Amid record share trading, the Nikkei index ended down 6.18% at 9,620.50 points.
Production was stopped at some of Japan's best-known companies, heavily denting their share prices.
European stocks also began the day lower, with German shares hit hardest. The main Dax index fell 1.3%, dragged lower by power companies and insurers.
The UK's FTSE 100 and France's Cac 40 indexes were down about 0.3%.
The Guardian quoted a report which said that Japan could lose as much as 1% of gross domestic product (GDP) this year.
Last month Japan was overtaken by China as the world's second-largest economy. Japan lost its 42-year old ranking after the Chinese economy grew 9.8 per cent between October and December last year.
Japan had been emerging from the global recession with commentators pointing out that it had many world- class companies which were fully exposed to growth in Asia, but trading at a discount to global peers.
Shogo Maeda, head of Japanese equities at Schroders said the yen had strengthened slightly on anticipated repatriation of money by Japanese companies.
"It is no surprise that insurance companies and manufacturing companies, with plants near the earthquake's epicentre, have sold off, while construction and housing companies are well supported. In addition, TEPCO's share price (Tokyo Electric Power Company), which owns the nuclear reactor at Fukushima, has suffered."
It is clear in the short term that uncertainty will persist, as Japan implements a massive relief operation to look after the people most affected by the disaster.
Economic activity is bound to decline in the short term, but, with the progress in relief work and the recovery in infrastructure, we believe the economy should once again return to a recovery track.
The region hardest hit by the earthquake and tsunami accounts for about 7% of the national output. The Tokyo Metropolitan area has remained largely unaffected by the earthquake, and, so far, the financial markets are functioning as usual.

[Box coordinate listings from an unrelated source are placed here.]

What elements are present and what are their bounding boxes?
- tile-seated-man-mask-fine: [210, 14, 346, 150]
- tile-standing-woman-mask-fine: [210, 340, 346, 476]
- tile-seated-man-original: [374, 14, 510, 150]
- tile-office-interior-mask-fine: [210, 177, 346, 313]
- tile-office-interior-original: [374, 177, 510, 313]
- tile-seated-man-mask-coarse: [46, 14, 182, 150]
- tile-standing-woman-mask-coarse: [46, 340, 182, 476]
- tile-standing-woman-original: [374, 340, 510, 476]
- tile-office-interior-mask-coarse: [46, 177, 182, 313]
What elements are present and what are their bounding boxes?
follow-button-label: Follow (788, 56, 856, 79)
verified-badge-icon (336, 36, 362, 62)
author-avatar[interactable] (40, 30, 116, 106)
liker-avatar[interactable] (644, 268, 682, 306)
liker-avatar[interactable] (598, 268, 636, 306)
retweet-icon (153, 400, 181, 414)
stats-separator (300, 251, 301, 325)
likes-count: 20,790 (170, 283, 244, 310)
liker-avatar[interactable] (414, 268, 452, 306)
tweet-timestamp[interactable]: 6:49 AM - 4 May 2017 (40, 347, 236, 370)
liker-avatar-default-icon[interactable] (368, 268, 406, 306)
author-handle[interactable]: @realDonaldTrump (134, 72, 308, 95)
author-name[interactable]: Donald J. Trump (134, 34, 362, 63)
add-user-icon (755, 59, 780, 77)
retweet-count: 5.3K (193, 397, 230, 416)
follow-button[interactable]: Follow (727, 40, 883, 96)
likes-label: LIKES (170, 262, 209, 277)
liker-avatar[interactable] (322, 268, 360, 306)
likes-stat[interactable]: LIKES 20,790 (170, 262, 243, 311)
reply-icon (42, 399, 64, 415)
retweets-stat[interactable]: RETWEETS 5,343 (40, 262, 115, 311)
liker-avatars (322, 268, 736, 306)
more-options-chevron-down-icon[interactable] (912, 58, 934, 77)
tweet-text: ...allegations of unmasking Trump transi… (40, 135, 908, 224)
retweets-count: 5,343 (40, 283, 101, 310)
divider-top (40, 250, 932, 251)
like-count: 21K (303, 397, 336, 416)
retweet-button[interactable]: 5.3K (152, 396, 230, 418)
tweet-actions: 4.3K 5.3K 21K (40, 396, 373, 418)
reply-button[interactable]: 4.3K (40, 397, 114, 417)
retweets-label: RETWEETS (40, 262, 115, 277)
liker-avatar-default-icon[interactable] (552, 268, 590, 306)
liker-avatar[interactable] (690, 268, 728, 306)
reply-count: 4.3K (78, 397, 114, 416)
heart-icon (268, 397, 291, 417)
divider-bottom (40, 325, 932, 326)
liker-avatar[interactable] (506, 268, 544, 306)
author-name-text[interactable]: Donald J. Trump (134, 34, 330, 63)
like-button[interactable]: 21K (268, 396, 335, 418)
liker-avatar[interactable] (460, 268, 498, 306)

"Based on the information currently available, we do not believe there has been serious overall damage to the business sustainability of many Japanese companies. As more information becomes available from the companies with regard to the damage caused, we think the market will become more stable."
Michael Wood-Martin, fund manager Japanese equities at Henderson, said Japan improved its disaster response systems in reaction to poor performance in the aftermath of the Kobe earthquake in 2005.